Friday, October 30, 2015

Fixing holes in the heart without invasive surgery

Repairing defects and ruptures deep inside the body may have just gotten a whole lot less invasive. Up until now, fixing damaged cardiac tissue, ulcers, hernias and holes in other places within patients has meant serious surgery and sutures to bring tissue together so it can repair itself.

A new much less invasive procedure that harnesses a catheter equipped with inflatable balloons and ultraviolet light-activated, biodegradable adhesive patches.

A team from Boston Children’s Hospital, Harvard and Brigham and Women’s Hospital catheter has successfully used the device in animals to repair holes in organs without needing to resort to risky major surgery and stitches that can erode tissue over time.

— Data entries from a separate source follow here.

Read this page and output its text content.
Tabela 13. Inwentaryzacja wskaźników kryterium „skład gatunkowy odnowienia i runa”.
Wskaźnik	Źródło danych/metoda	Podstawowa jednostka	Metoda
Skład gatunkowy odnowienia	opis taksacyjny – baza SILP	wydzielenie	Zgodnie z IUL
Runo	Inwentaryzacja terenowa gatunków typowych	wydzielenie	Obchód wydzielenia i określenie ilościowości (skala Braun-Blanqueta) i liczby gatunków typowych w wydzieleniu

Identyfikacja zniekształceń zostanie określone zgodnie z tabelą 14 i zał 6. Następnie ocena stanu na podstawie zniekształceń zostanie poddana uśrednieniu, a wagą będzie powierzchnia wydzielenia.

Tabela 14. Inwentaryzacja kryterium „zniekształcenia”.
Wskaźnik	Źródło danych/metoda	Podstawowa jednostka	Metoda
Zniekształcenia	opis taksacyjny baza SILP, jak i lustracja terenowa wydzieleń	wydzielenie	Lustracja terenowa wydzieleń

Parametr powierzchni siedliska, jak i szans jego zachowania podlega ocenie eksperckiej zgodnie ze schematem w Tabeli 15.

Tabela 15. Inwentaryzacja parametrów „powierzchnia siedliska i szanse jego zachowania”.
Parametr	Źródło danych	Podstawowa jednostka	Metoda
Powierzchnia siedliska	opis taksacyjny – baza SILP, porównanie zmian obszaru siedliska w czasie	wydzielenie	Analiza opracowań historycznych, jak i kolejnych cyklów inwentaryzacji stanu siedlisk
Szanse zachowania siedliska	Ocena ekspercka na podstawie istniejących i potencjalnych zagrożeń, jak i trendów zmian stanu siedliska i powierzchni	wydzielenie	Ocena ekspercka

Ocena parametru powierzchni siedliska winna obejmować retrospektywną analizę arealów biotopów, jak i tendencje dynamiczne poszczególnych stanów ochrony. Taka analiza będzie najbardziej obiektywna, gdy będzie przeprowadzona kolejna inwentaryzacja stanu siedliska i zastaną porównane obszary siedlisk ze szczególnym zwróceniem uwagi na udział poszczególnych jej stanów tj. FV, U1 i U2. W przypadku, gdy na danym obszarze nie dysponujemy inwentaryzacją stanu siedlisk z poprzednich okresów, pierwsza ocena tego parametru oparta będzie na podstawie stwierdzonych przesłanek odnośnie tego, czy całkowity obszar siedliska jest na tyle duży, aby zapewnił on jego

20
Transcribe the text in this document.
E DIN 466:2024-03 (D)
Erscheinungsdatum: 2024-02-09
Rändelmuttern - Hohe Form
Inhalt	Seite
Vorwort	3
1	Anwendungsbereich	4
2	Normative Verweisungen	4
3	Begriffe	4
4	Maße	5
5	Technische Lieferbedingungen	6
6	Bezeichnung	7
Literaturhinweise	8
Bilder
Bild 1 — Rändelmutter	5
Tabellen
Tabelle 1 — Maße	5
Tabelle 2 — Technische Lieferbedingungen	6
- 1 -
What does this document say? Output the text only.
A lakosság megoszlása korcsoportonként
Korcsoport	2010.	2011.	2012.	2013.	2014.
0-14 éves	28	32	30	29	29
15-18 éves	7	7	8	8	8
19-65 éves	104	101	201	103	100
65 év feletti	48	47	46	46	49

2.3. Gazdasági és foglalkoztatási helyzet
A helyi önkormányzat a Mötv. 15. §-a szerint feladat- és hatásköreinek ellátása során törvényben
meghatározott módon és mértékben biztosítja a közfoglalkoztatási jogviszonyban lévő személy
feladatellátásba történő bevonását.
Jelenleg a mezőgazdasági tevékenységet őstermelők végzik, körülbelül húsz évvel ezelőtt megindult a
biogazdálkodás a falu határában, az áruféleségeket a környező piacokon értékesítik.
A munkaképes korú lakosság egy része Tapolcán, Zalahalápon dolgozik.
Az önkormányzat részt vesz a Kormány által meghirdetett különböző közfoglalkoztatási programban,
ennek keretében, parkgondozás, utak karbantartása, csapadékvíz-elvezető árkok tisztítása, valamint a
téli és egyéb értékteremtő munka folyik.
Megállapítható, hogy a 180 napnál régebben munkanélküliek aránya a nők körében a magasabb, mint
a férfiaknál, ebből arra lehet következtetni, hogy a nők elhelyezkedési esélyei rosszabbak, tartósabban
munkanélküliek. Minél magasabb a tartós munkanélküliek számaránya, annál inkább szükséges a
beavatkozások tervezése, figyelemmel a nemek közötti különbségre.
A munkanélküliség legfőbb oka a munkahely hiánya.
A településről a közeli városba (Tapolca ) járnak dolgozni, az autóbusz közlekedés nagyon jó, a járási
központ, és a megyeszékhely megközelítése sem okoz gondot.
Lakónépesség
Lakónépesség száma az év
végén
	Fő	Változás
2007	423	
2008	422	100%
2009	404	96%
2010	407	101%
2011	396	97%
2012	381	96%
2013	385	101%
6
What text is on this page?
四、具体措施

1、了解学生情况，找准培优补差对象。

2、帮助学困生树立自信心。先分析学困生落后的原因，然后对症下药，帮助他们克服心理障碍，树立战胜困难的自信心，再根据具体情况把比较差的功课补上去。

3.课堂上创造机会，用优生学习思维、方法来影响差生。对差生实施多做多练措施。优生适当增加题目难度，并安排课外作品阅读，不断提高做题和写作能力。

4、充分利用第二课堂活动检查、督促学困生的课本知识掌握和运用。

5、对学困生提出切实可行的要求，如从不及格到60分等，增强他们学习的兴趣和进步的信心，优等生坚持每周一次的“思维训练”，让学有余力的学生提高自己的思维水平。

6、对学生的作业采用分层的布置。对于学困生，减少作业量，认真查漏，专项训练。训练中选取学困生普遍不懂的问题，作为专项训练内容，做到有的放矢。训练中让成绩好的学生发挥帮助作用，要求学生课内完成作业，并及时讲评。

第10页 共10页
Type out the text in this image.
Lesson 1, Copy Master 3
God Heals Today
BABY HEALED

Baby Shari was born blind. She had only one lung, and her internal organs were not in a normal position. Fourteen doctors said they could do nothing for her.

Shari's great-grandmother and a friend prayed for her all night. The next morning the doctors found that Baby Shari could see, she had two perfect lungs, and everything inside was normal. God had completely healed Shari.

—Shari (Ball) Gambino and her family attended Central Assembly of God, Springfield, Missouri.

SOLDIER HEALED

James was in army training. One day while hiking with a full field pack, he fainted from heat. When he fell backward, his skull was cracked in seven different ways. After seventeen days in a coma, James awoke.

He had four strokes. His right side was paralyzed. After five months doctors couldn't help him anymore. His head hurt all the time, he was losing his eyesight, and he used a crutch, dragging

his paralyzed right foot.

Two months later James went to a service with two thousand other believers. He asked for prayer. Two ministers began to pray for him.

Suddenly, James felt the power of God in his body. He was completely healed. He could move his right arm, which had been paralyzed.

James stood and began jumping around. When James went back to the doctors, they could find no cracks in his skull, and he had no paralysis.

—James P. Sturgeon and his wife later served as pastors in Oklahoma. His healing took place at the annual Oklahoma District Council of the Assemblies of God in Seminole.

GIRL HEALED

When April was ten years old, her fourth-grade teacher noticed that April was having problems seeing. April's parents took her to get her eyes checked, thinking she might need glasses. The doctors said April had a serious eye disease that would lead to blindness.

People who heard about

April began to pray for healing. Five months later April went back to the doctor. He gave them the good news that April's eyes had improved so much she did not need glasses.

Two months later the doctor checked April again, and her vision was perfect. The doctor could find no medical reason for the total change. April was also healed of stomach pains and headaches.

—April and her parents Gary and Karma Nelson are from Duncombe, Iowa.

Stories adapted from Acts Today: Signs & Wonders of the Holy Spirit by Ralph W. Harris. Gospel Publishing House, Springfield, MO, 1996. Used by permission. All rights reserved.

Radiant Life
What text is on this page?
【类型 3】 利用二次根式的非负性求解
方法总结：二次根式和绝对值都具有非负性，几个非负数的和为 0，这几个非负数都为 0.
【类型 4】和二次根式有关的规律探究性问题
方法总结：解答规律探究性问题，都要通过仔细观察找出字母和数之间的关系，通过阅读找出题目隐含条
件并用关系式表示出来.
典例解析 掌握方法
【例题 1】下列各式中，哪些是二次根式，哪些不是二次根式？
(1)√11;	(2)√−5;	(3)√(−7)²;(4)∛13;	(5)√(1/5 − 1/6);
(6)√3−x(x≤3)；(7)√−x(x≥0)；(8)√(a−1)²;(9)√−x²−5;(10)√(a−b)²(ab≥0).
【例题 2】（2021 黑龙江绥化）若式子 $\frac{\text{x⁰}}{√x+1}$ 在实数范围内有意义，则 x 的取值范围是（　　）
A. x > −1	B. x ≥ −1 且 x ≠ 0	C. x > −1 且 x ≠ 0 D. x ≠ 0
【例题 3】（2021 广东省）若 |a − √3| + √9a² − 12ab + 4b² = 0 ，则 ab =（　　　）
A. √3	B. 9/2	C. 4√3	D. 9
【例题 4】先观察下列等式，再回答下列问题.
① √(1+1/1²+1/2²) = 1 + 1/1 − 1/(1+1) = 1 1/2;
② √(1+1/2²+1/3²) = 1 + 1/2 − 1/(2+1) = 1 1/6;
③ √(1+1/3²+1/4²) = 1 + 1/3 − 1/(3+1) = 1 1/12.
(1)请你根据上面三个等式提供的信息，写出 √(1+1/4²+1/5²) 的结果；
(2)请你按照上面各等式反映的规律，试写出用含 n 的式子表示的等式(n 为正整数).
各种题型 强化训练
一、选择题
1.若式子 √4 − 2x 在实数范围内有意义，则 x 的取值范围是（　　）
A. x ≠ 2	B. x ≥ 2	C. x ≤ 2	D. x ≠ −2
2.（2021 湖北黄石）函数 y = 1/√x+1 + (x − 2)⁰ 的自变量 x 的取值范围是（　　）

The device harnesses a newly developed light-activated glue that works in the wet, dynamic environment inside organs. This glue coats a patch, which can be delivered to the site where it’s needed and holds damaged tissue together. Over time the tissue heals and regrows over the patch as it slowly dissolves. The problem has been figuring out how to deliver the patch without still needing to resort to traditional surgery.

The team developed a delivery system that can travel through the body via blood vessels like current heart catheters. Once there, the catheter is pushed through the damaged tissue until its forward balloon is on one side and a rear balloon is on the other side.

The two balloons are inflated to hold the glue patch against the damaged tissue. A UV light within the catheter is turned on, activating the glue until it cures against the damaged tissue. Next, the two balloons are deflated and the catheter is retracted, leaving the patch in place. The whole operation can take minutes and without the need to do something major like stop a beating heart to make the repair.